君顏瞅一眼妹妹,勾唇一笑,“傻丫頭,我是說夏裝,不是襯裏。”

君錦張口結舌,這麽裸/露可以穿出去?

“你多少年不在這邊了,不知這邊女子的穿飾,早兩年就這麽穿了,還有大膽的敢露到這裏。”君顏指指自己的鎖骨下,“吳杭興前朝的穿法,早不是什麽新鮮事了。”

君錦暗嘆,物豐才致民奢,可見這吳杭周家將轄內治理的很不錯。

跨出門檻,從丫鬟手中接過傘,白底的傘身上印一朵妖嬈的芍藥。

撲哧——

姐妹倆跳過水窪時,一個腳滑,侍衛離她們較遠,來不及上前扶持,幸虧被一雙大手拽住衣袖,才免了墜落泥坑的危險。

姐妹倆身子尚未站直便先向那雙大手的主人齊聲道謝,那雙手也很規矩地縮了回去,待兩人立正站好,將傘重新搭回頭頂後,才看向那伸手相助的人——一個短須白面的俊朗中年人,眉宇間凝著穩重二字,在見到兩位佳人的真面目後,眼中露出一抹欣賞之色,“謝謝。

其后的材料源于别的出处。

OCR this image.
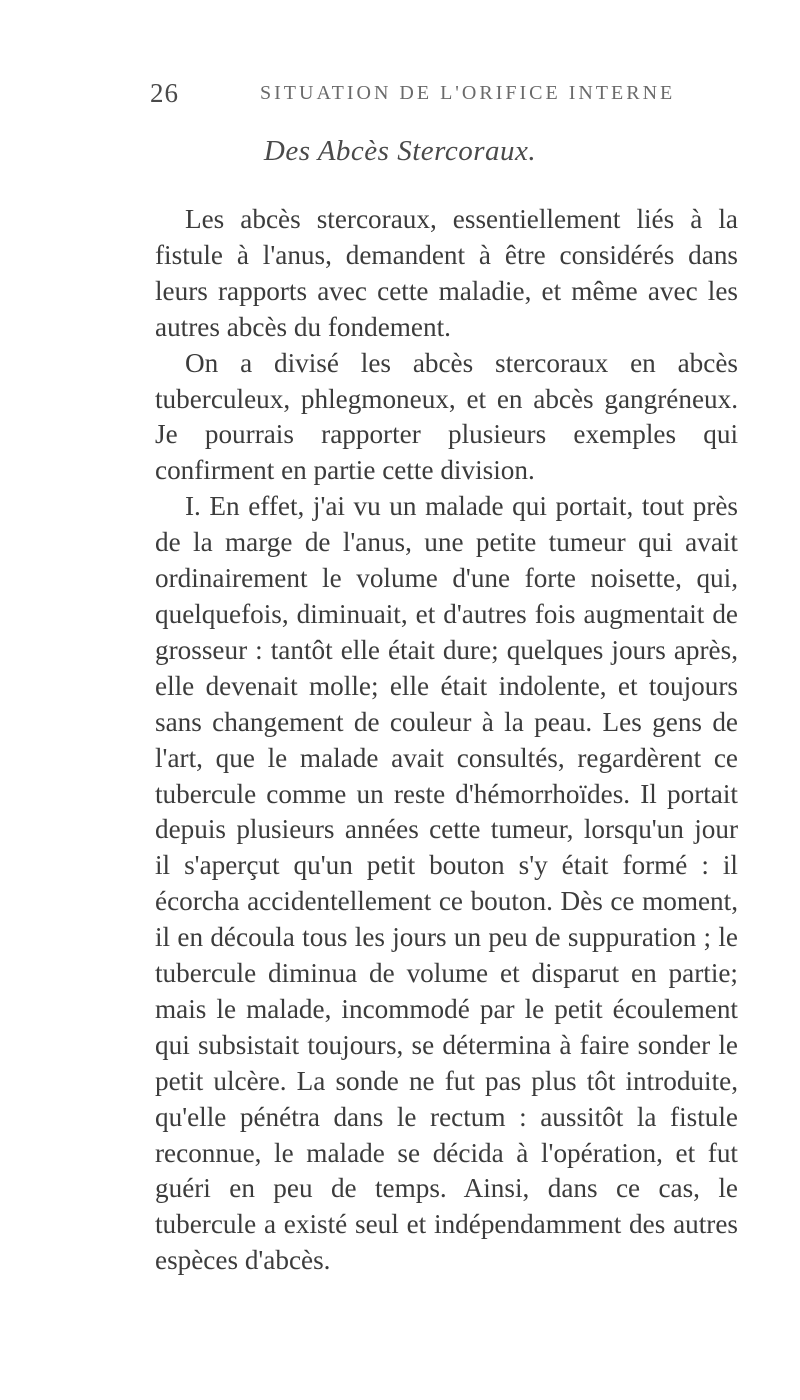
26	SITUATION DE L'ORIFICE INTERNE
Des Abcès Stercoraux.

Les abcès stercoraux, essentiellement liés à la fistule à l'anus, demandent à être considérés dans leurs rapports avec cette maladie, et même avec les autres abcès du fondement.

On a divisé les abcès stercoraux en abcès tuberculeux, phlegmoneux, et en abcès gangréneux. Je pourrais rapporter plusieurs exemples qui confirment en partie cette division.

I. En effet, j'ai vu un malade qui portait, tout près de la marge de l'anus, une petite tumeur qui avait ordinairement le volume d'une forte noisette, qui, quelquefois, diminuait, et d'autres fois augmentait de grosseur : tantôt elle était dure; quelques jours après, elle devenait molle; elle était indolente, et toujours sans changement de couleur à la peau. Les gens de l'art, que le malade avait consultés, regardèrent ce tubercule comme un reste d'hémorrhoïdes. Il portait depuis plusieurs années cette tumeur, lorsqu'un jour il s'aperçut qu'un petit bouton s'y était formé : il écorcha accidentellement ce bouton. Dès ce moment, il en découla tous les jours un peu de suppuration ; le tubercule diminua de volume et disparut en partie; mais le malade, incommodé par le petit écoulement qui subsistait toujours, se détermina à faire sonder le petit ulcère. La sonde ne fut pas plus tôt introduite, qu'elle pénétra dans le rectum : aussitôt la fistule reconnue, le malade se décida à l'opération, et fut guéri en peu de temps. Ainsi, dans ce cas, le tubercule a existé seul et indépendamment des autres espèces d'abcès.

”姐妹倆再次福身道謝。

中年人也不多話,身子一偏,給兩位佳人讓道。

這人不簡單,神態優雅,眉宇間卻又帶著不容置疑的威嚴,君錦忍不住回頭看一眼他去的方向,別是羅瞻正在等的人吧?

想不到對方也回頭看了一眼,兩人視線對上,那中年人不免送上一抹了然的笑意——果然是羅瞻要等的人。

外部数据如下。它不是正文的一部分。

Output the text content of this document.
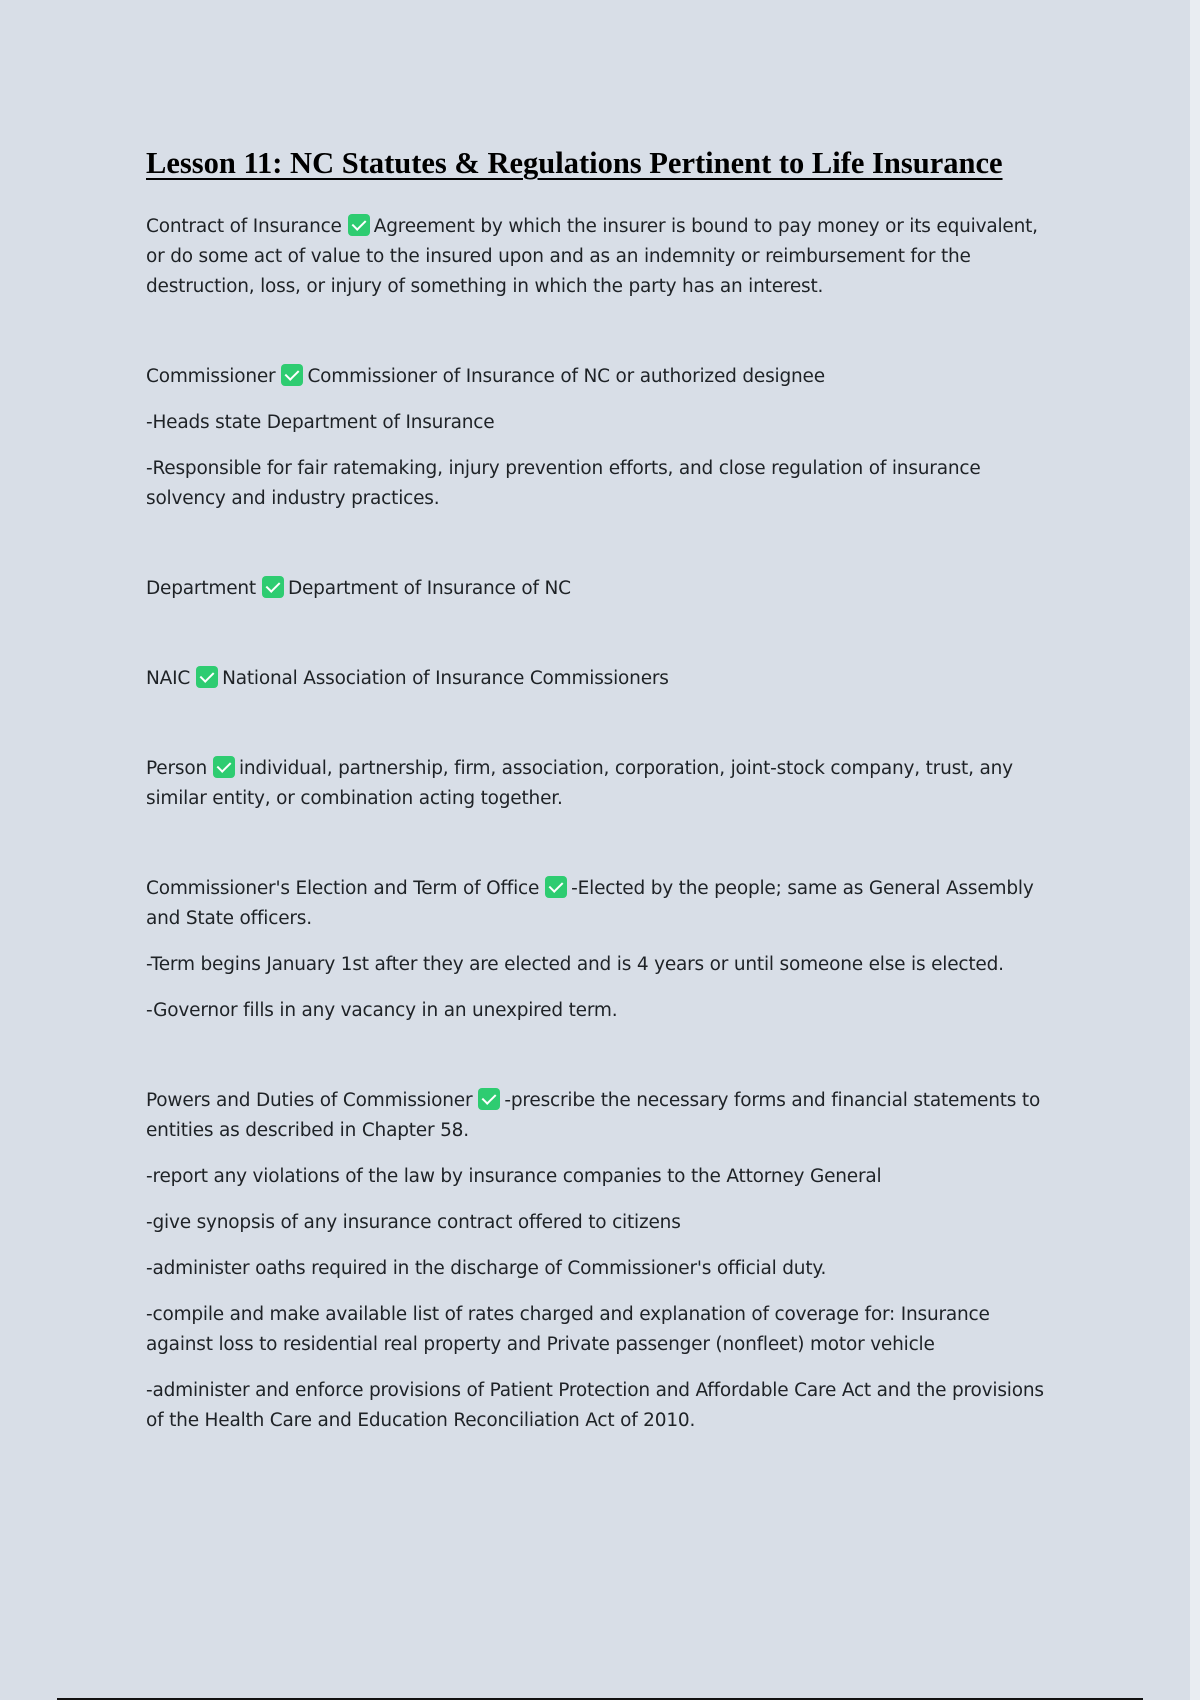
Lesson 11: NC Statutes & Regulations Pertinent to Life Insurance

Contract of Insurance Agreement by which the insurer is bound to pay money or its equivalent, or do some act of value to the insured upon and as an indemnity or reimbursement for the destruction, loss, or injury of something in which the party has an interest.

Commissioner Commissioner of Insurance of NC or authorized designee

-Heads state Department of Insurance

-Responsible for fair ratemaking, injury prevention efforts, and close regulation of insurance solvency and industry practices.

Department Department of Insurance of NC

NAIC National Association of Insurance Commissioners

Person individual, partnership, firm, association, corporation, joint-stock company, trust, any similar entity, or combination acting together.

Commissioner's Election and Term of Office -Elected by the people; same as General Assembly and State officers.

-Term begins January 1st after they are elected and is 4 years or until someone else is elected.

-Governor fills in any vacancy in an unexpired term.

Powers and Duties of Commissioner -prescribe the necessary forms and financial statements to entities as described in Chapter 58.

-report any violations of the law by insurance companies to the Attorney General

-give synopsis of any insurance contract offered to citizens

-administer oaths required in the discharge of Commissioner's official duty.

-compile and make available list of rates charged and explanation of coverage for: Insurance against loss to residential real property and Private passenger (nonfleet) motor vehicle

-administer and enforce provisions of Patient Protection and Affordable Care Act and the provisions of the Health Care and Education Reconciliation Act of 2010.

“是找妹夫的嗎?”君顏望著那人的背影,不只何來的惆悵。

“應該是吧。”看一眼大姐的神色,大姐做姑娘時就素愛這般謫仙似的人物,可惜父親卻將她嫁與了姐夫,雖然姐夫未曾虧待過她,但始終不能填平她心中的那份閨怨,何況姐姐至今未曾生養過,多少哀愁都碾到了一起啊……

不知是不是因為姐姐的閨怨太濃,姊妹倆再無心閑逛,步回聚賢樓時,那中年人果然在坐。

姊妹倆齊齊向來客福身致意,而後退進側廳,隔著珠簾,可見羅瞻與那中年人談笑如風,兩人身上的氣息雖大相徑庭,但有一點是相同的——咄咄逼人的威嚴,相形之下,一旁的劉子巖等人就顯得蒼白太多。

君顏別開眼,起身來到書架前,取來卷冊閑看。

大概一炷香的功夫,那人起身邀羅瞻同行——

隔得遠,君錦並不曉得他們都談了些什麽,只是有些擔心,這裏畢竟不比燕雲,不是他們的地盤。

到是大姐夫劉子巖在珠簾外側對他們道:“阿嫵,小妹,周將軍邀我們一同游春湖。”

姊妹倆對視一眼,周將軍?

君錦心下明白了對方的身份,他莫非就是吳杭周蜀?想不到竟如此年輕。

春湖位麗陽東南,劫江水而成,蜿蜒成半弓,時下的文人雅客聚居地,在江南一帶頗有些名聲。

臨上船時,君錦輕拽了拽羅瞻的衣袖,他暈船,就這樣上去可以嗎?別在外人面前丟臉才好。

羅瞻屏退兩旁的侍衛,只擒來妻子的小手上船,“無妨。”他如此道,對君錦,也對侍衛。

在外人前,他是另一個羅瞻,隨著年紀、閱歷的積累,早已不若當年那般易怒,或者該說他自控的非常好,居然還能與人論經辯典,這可讓君錦有些吃驚了,他幾時這麽文鄒鄒過!

“太祖曾言,劫諸王之力以得中原者,方才為正統。”一位年界五旬的老者如此向羅瞻挑釁,意在指同盟內,吳杭應該是發號施令的那一個。

眾人看向品茶的羅瞻,其中也包括笑容優雅的“周將軍”,那一身的青緞長袍在微風中更顯幾分儒雅,看來是位儒將。

“老先生說得是,得中原者,得天下,莽虜之族不足為患,只送了自家的女人即可得平安,三兩個女人就可以換取中原安寧,如何舍不得?”這些個老迂腐,窩裏鬥一個比一個強,遇到外族來犯就會拿女人去充數,還美其名曰一家親。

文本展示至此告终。